Technology is another barrier. RWE often requires integration across structured claims, semi-structured EHR fields, unstructured notes, imaging, lab data, genomics, registries, and device streams. Common data models and AI can help, but they do not remove the need for validation. A transformed variable still has to preserve clinical meaning.

The hardest challenge is methodological

In randomized trials, randomization protects the comparison by balancing measured and unmeasured factors across groups. In observational data, treatment choice is not random. Patients receive therapies because of disease severity, physician preference, access, prior response, comorbidities, contraindications, and other factors that also affect outcomes.

That creates confounding. Statistical adjustment, matching, weighting, propensity scores, instrumental variables, negative controls, and sensitivity analyses can all help, but none of them make observational data magically equivalent to randomization.

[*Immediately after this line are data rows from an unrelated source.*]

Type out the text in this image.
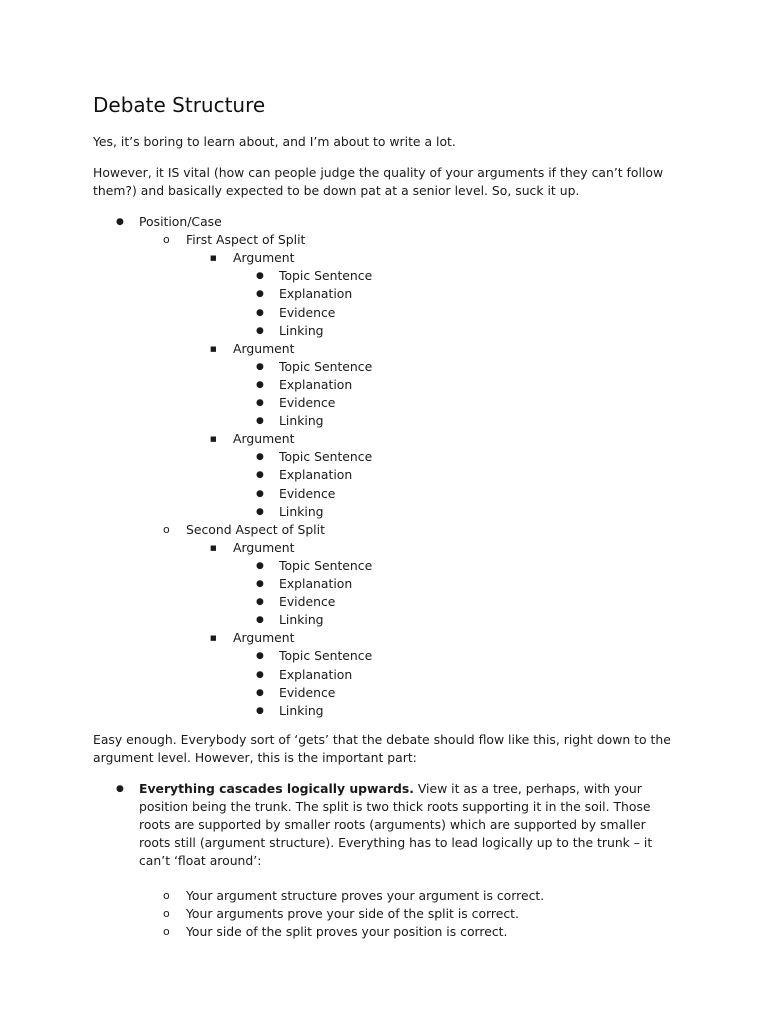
Debate Structure

Yes, it’s boring to learn about, and I’m about to write a lot.

However, it IS vital (how can people judge the quality of your arguments if they can’t follow them?) and basically expected to be down pat at a senior level. So, suck it up.

● Position/Case
o First Aspect of Split
■ Argument
● Topic Sentence
● Explanation
● Evidence
● Linking
■ Argument
● Topic Sentence
● Explanation
● Evidence
● Linking
■ Argument
● Topic Sentence
● Explanation
● Evidence
● Linking
o Second Aspect of Split
■ Argument
● Topic Sentence
● Explanation
● Evidence
● Linking
■ Argument
● Topic Sentence
● Explanation
● Evidence
● Linking

Easy enough. Everybody sort of ‘gets’ that the debate should flow like this, right down to the argument level. However, this is the important part:

● Everything cascades logically upwards. View it as a tree, perhaps, with your position being the trunk. The split is two thick roots supporting it in the soil. Those roots are supported by smaller roots (arguments) which are supported by smaller roots still (argument structure). Everything has to lead logically up to the trunk – it can’t ‘float around’:

o Your argument structure proves your argument is correct.
o Your arguments prove your side of the split is correct.
o Your side of the split proves your position is correct.
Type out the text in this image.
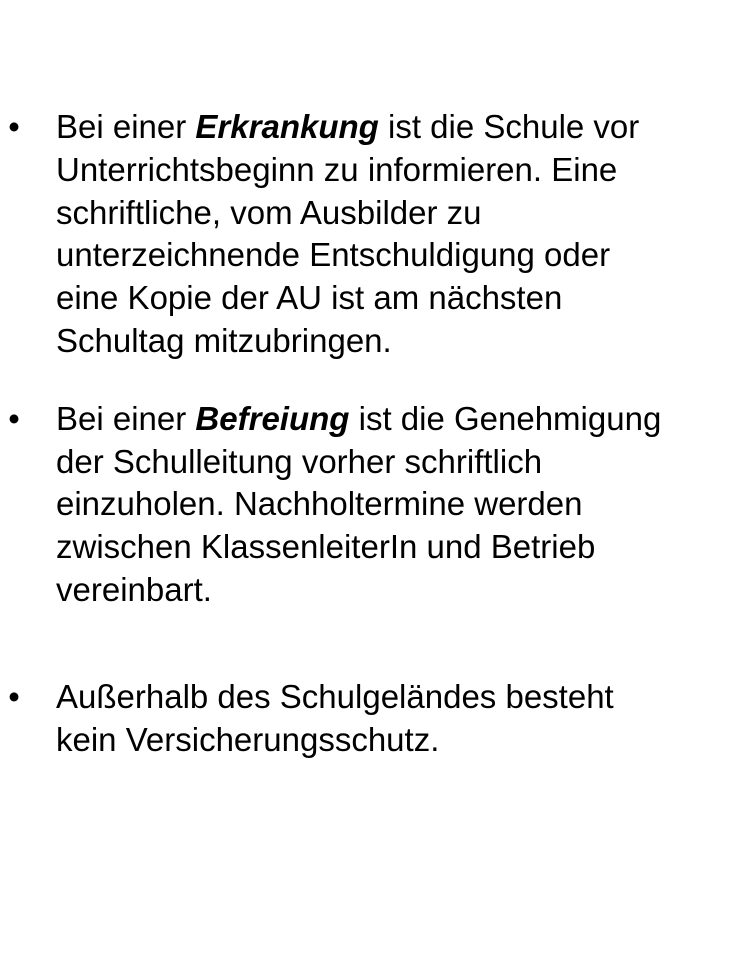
• Bei einer Erkrankung ist die Schule vor Unterrichtsbeginn zu informieren. Eine schriftliche, vom Ausbilder zu unterzeichnende Entschuldigung oder eine Kopie der AU ist am nächsten Schultag mitzubringen.
• Bei einer Befreiung ist die Genehmigung der Schulleitung vorher schriftlich einzuholen. Nachholtermine werden zwischen KlassenleiterIn und Betrieb vereinbart.
• Außerhalb des Schulgeländes besteht kein Versicherungsschutz.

They work only when the required assumptions are plausible and the important variables are measured with enough accuracy.

This is why target trial emulation has become so important in RWE. The team should define the trial it wishes it could run: eligibility, treatment strategies, time zero, assignment, follow-up, outcome, causal contrast, and analysis plan. Then it should use real-world data to emulate that design as closely as possible. The discipline is not cosmetic. It prevents teams from turning a database query into a causal claim it cannot support.

Talent is the final constraint. Good RWE requires domain experts, epidemiologists, biostatisticians, data engineers, clinicians, regulatory strategists, and product teams who can work from the same evidence question. Data science alone is not enough. Clinical intuition alone is not enough. The output has to be scientifically defensible, technically reproducible, and relevant to the decision-maker.

The practical takeaway

RWE creates opportunities across the drug development life cycle: discovery, feasibility, trial design, study execution, external controls, regulatory strategy, launch, payer value, safety, label expansion, and life-cycle management. But every opportunity comes with the same condition: the evidence has to be fit for purpose.

That means starting with the decision, not the dataset. What question needs to be answered? Who will use the answer? What action depends on it? Which data source can observe the right population, exposure, comparator, outcome, timing, and covariates? What assumptions are required? How will bias be assessed? How will the analysis be reproduced and inspected?

The organizations that answer those questions well will not use RWE as a loose supplement to traditional development. They will use it as an operating layer for evidence generation - one that makes drug development more patient-centered, more adaptive, and more connected to what actually happens in care.

That is the real opportunity. Not more data. Better decisions.